Хотя надо признать, что иногда подследственные, используя свое право, издеваются над следователем, требуя переводчика только для того, чтобы осложнить следствие. И еще хорошо, если надо переводить с достаточно распространенного языка, а если задержанный уверяет, что разговаривает только на суахили? Поди найди лингвиста, владеющею экзотическим языком, который придет и за пять рублей в час будет просиживать в следственном изоляторе? Это в эпоху застоя находились энтузиасты, которые рады были хоть за такие копейки подзаработать. Поскольку зарплата филологов была всем известна, а сейчас — пожалте в фирму «Интерлингва» или что-нибудь в этом роде, и приготовьте кругленькую сумму, желательно в валюте. А то, что следователя суммой в валюте никто не обеспечивает, и вообще спасение утопающих следственное начальство испокон веку считало проблемой самих утопающих, никого не интересует.

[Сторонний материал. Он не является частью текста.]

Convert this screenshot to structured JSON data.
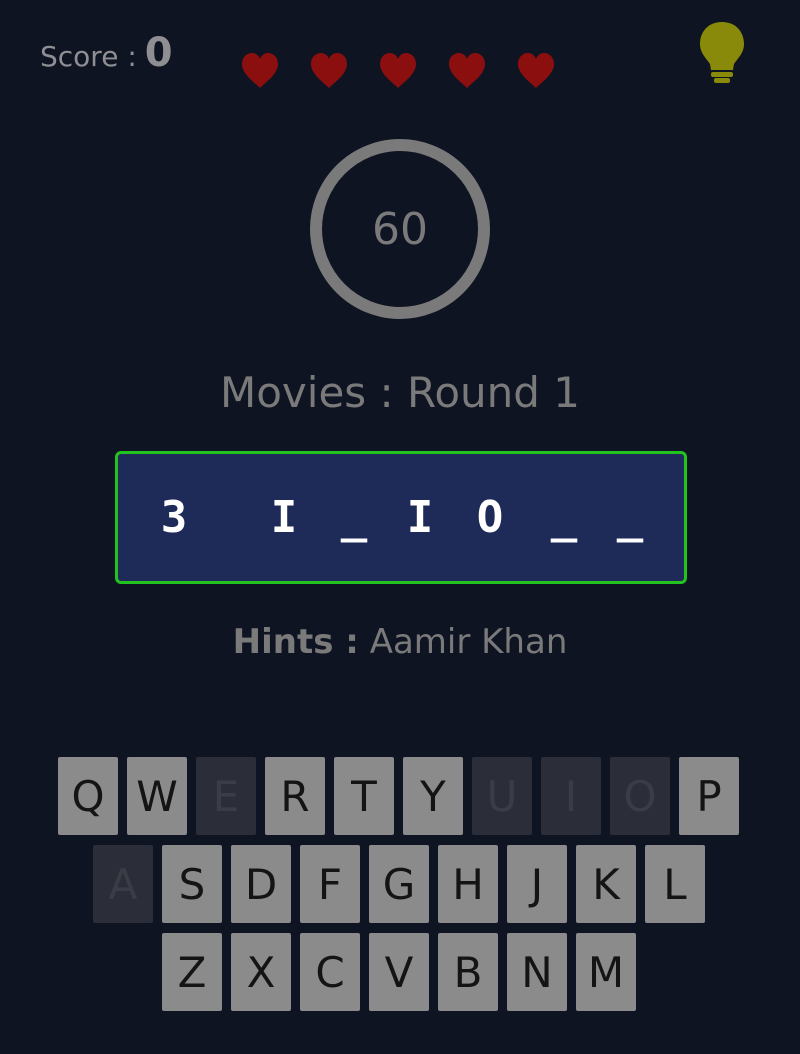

Вот, например, городской суд дважды возвращал на дополнительное расследование уголовное дело по обвинению одного известного питерского скандалиста в оскорблении судьи. По какой причине? Скандалист заявлял, что нуждается в услугах переводчика, который не был предоставлен ему на следствии. Суд проигнорировал тот факт, что обвиняемый, хоть и являлся армянином по рождению, но с шестилетнего возраста жил в России. Окончил русскоязычную школу и институт, и даже более того — в течение последних пяти лет был зарегистрирован как издатель и главный редактор (!) газеты, выходящей на русском языке. Пришлось следователю извернуться и найти переводчика с того редкого диалекта, на котором так долго настаивал обвиняемый. Пришел переводчик с восточного факультета Санкт-Петербургского университета, заговорил с обвиняемым на этом самом редком диалекте, и быстро выяснилось, что подследственный не понимает не только этого диалекта, но и вообще армянского языка, и не владеет никаким языком, кроме русского.